VISTOS, relatados e discutidos estes autos de IMPUGNAÇÃO protocolados
sob nº 338192/01,
ACORDAM
Os membros da Primeira Câmara do TRIBUNAL DE CONTAS DO ESTADO DO
PARANÁ, nos termos do voto do Relator, Conselheiro CAIO MARCIO
NOGUEIRA SOARES, por unanimidade em:
I - Julgar procedente a presente proposta de impugnação de despesas feita pela
4ª Inspetoria de Controle Externo, à época;
II - Determinar ao atual ordenador da despesa da Autarquia, do dever de, na
fixação do percentual da gratificação do serviço extraordinário, não exceder a
50% (cinqüenta por cento) do vencimento mensal do funcionário, acrescido dos
adicionais que estiver percebendo, na forma do § 1º, do art. 176, da Lei nº 6.174/
70, bem como de cessar imediatamente o pagamento aos ocupantes dos cargos de
motorista e tratorista, da gratificação de manutenção e limpeza de veículos, uma
vez que é nula sua concessão por Resolução, em completa violação à Constituição
Federal, art. 37 caput e inciso X;
II - Determinar, ainda, que deve comunicar a este Tribunal, no prazo de 30 (trinta)

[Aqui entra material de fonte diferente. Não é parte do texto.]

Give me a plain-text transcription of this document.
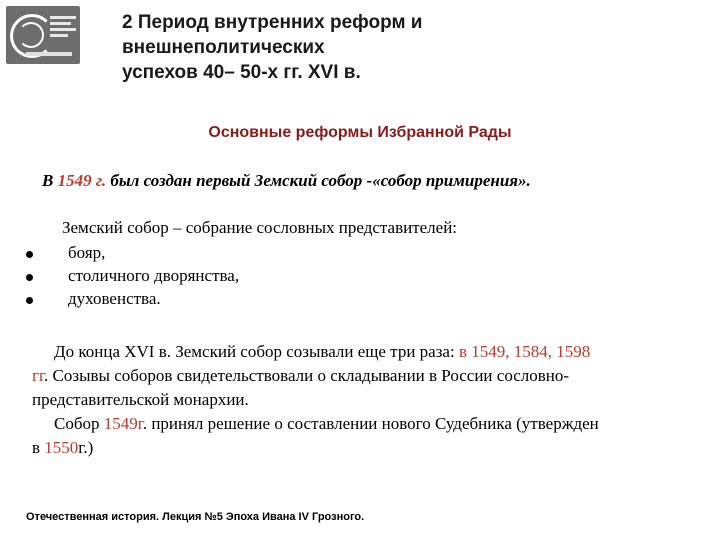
2 Период внутренних реформ и
внешнеполитических
успехов 40– 50-х гг. XVI в.
Основные реформы Избранной Рады
В 1549 г. был создан первый Земский собор -«собор примирения».
Земский собор – собрание сословных представителей:
бояр,
столичного дворянства,
духовенства.
До конца XVI в. Земский собор созывали еще три раза: в 1549, 1584, 1598
гг. Созывы соборов свидетельствовали о складывании в России сословно-
представительской монархии.
Собор 1549г. принял решение о составлении нового Судебника (утвержден
в 1550г.)
Отечественная история. Лекция №5 Эпоха Ивана IV Грозного.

dias, as providências adotadas, sob pena de aplicação ao ordenador da despesa,
de restituição de valores e multa proporcional ao dano, no percentual de 10%
(dez por cento), com fundamento nos arts. 85, III e IV, VIII e parágrafo único, 89,
§ 1º, I, V e § 2º, da Lei Complementar Estadual nº 113, de 15 de dezembro de
2005;
III - Encaminhar cópia do processo ao Ministério Público Estadual, para adoção
das medidas que entender cabíveis no âmbito de sua competência.
Votaram, nos termos acima, os Conselheiros CAIO MARCIO NOGUEIRA
SOARES, HEINZ GEORG HERWIG e HERMAS EURIDES BRANDÃO.
Presente o Procurador do Ministério Público junto ao Tribunal de Contas
FLÁVIO DE AZAMBUJA BERTI.
Sala das Sessões, 5 de agosto de 2008 – Sessão nº 29.